Preventing users from using breached passwords
How do you make use of Specops Breached Password Protection to prevent end-users from using these? Specops Password Policy makes this easy. In the Specops Password Policy settings, you can configure the password policy to do the following:
- Prevent users from changing to a leaked password
- Force users to change leaked passwords when the Breached Password Protection Express list is updated
- Notify users when they are forced to change password
Specops Password Policy helps transmit the password requirements to end-users in a much more intuitive way than the native Windows password change messages end-users typically see.
Below is an example of the message received by a user when attempting to change their password to one on the breached password list.
Password change message for a failed password change request due to a breached password |
Conclusion
Protecting your environment from the use of breached passwords is critical to ensuring user accounts are safe, and business-critical data is protected.

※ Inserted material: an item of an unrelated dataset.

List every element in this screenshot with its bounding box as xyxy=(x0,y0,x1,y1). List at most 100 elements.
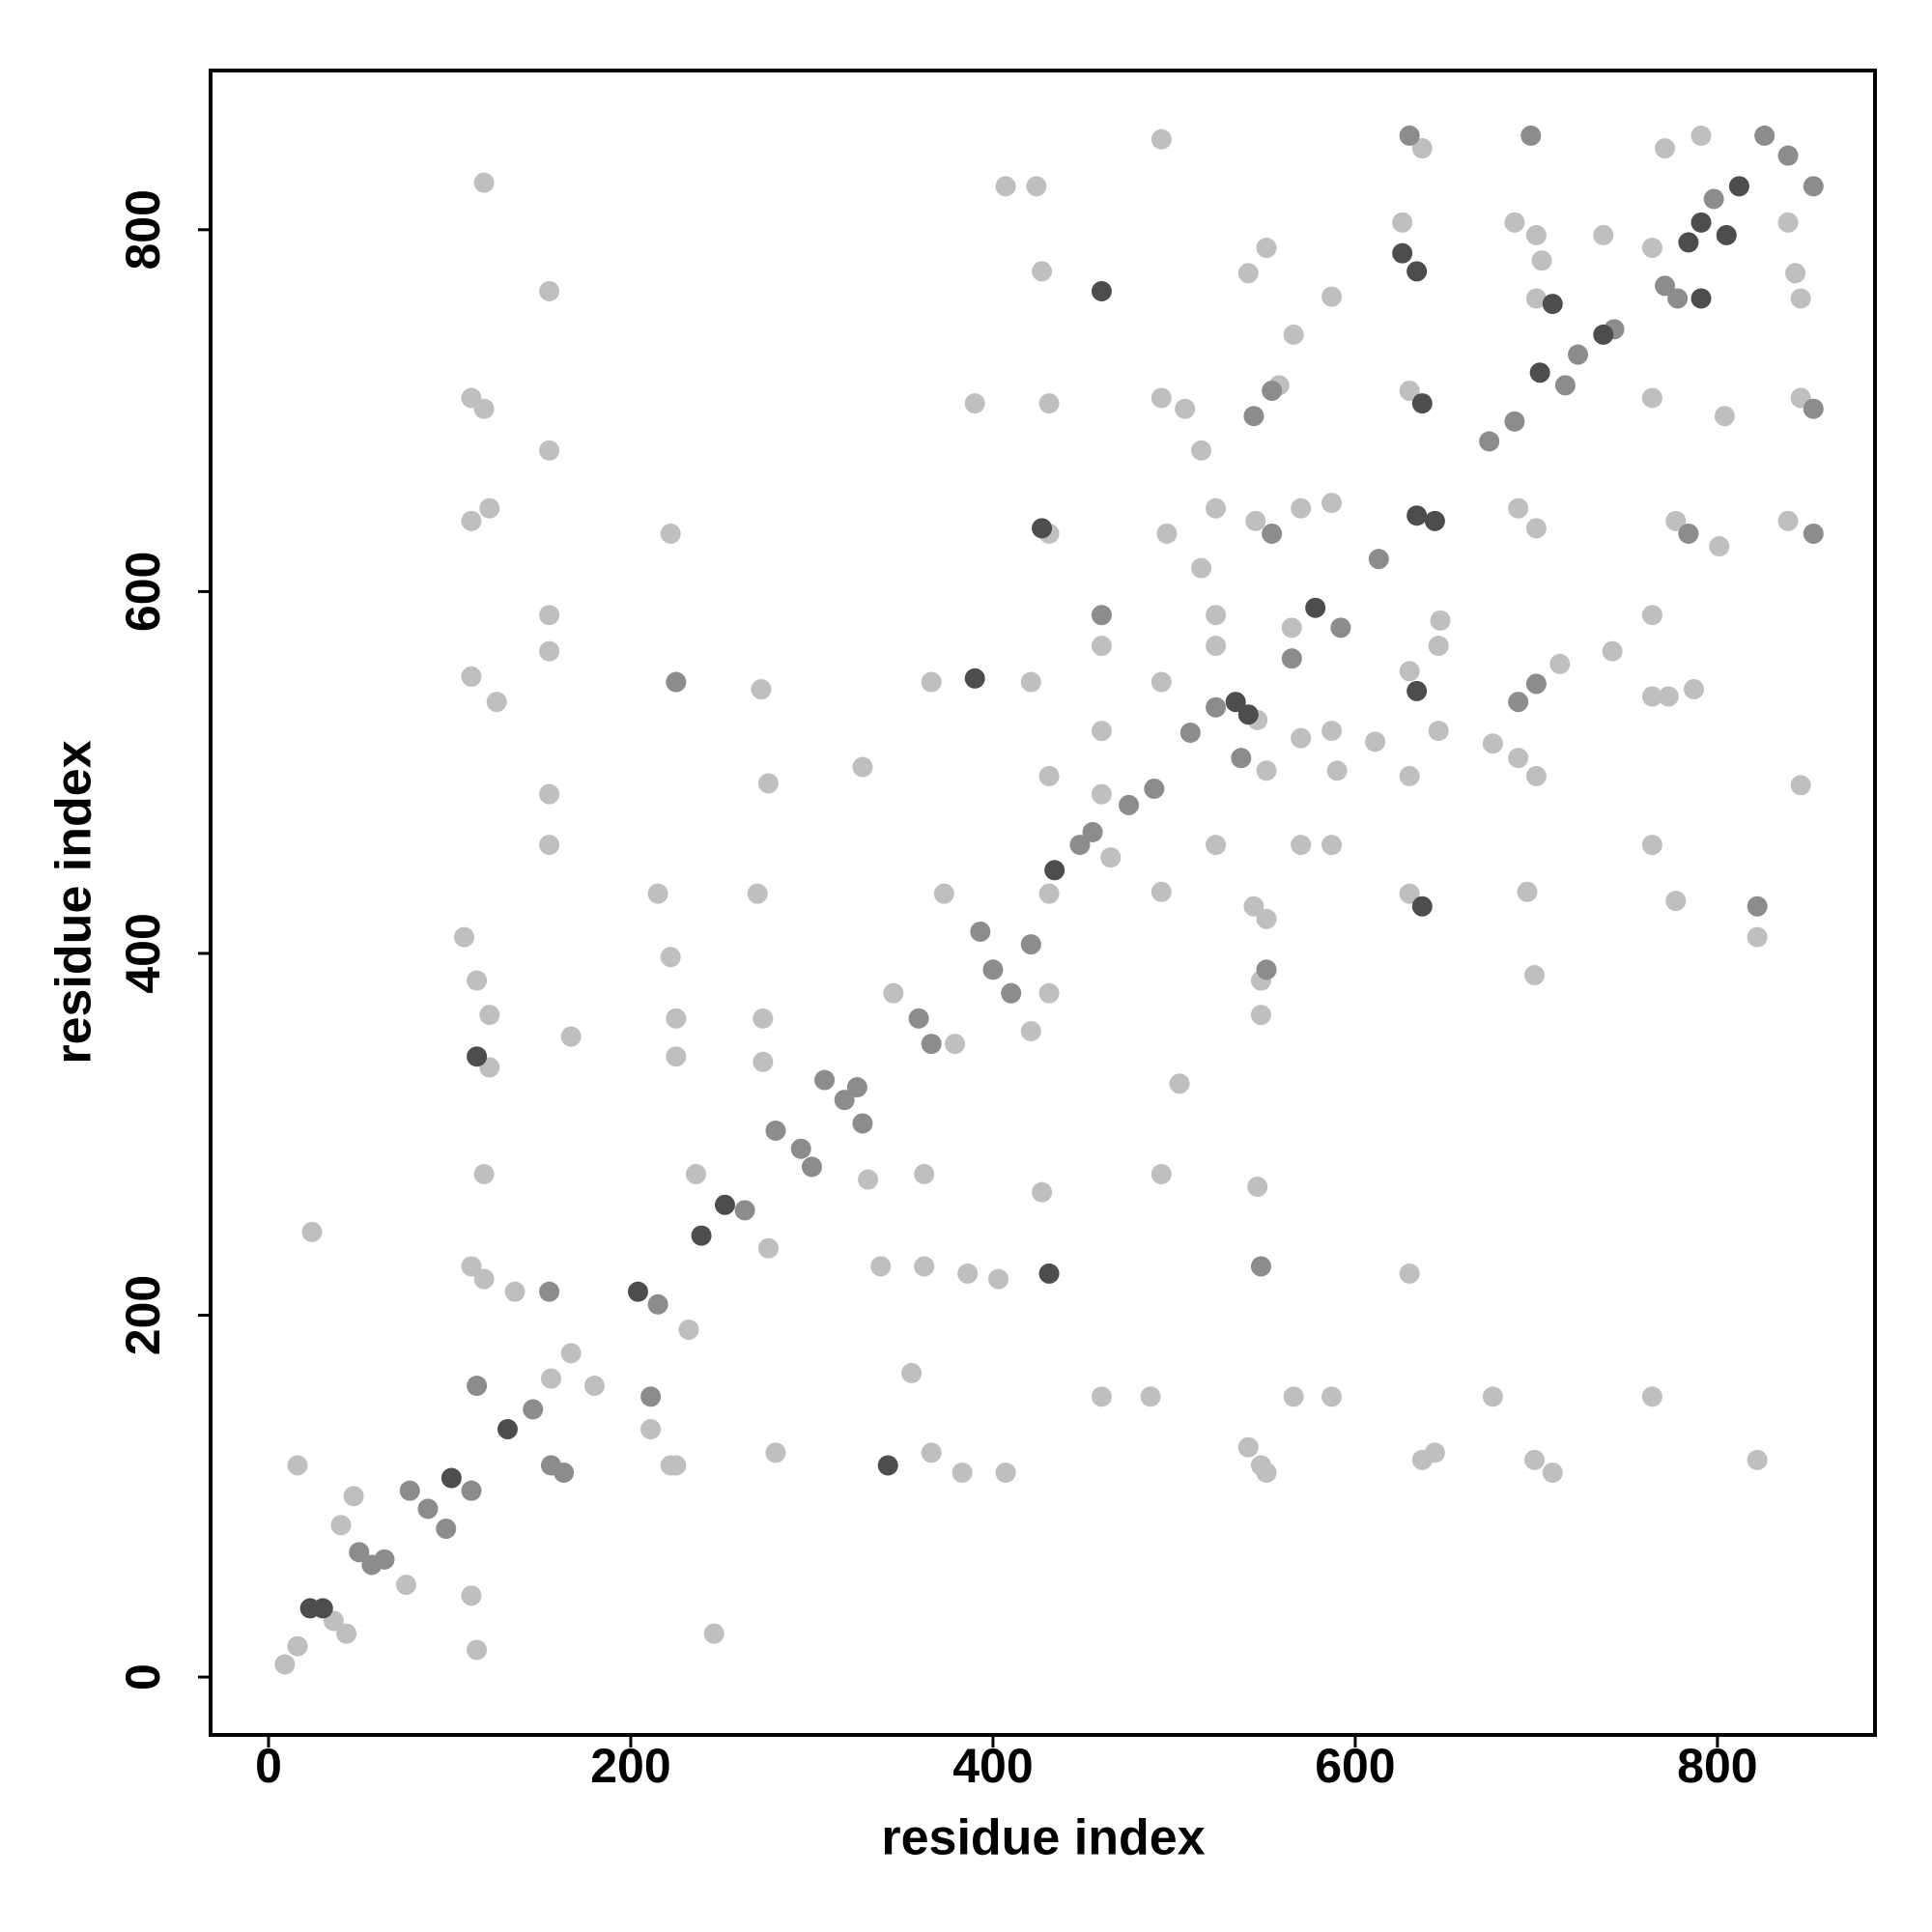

There are no built-in native Active Directory tools that give visibility to these dangerous user account passwords. While you can download and use custom PowerShell scripts to scan your Active Directory environment, these require manual processes, and the code or lists may be outdated.
Specops Password Policy with Breached Password Protection is a great solution to proactively protect against the use of breached passwords in the environment. It seamlessly integrates with your existing Active Directory password policies configured by Group Policy Objects (GPOs) and provides real-time protection against breached passwords.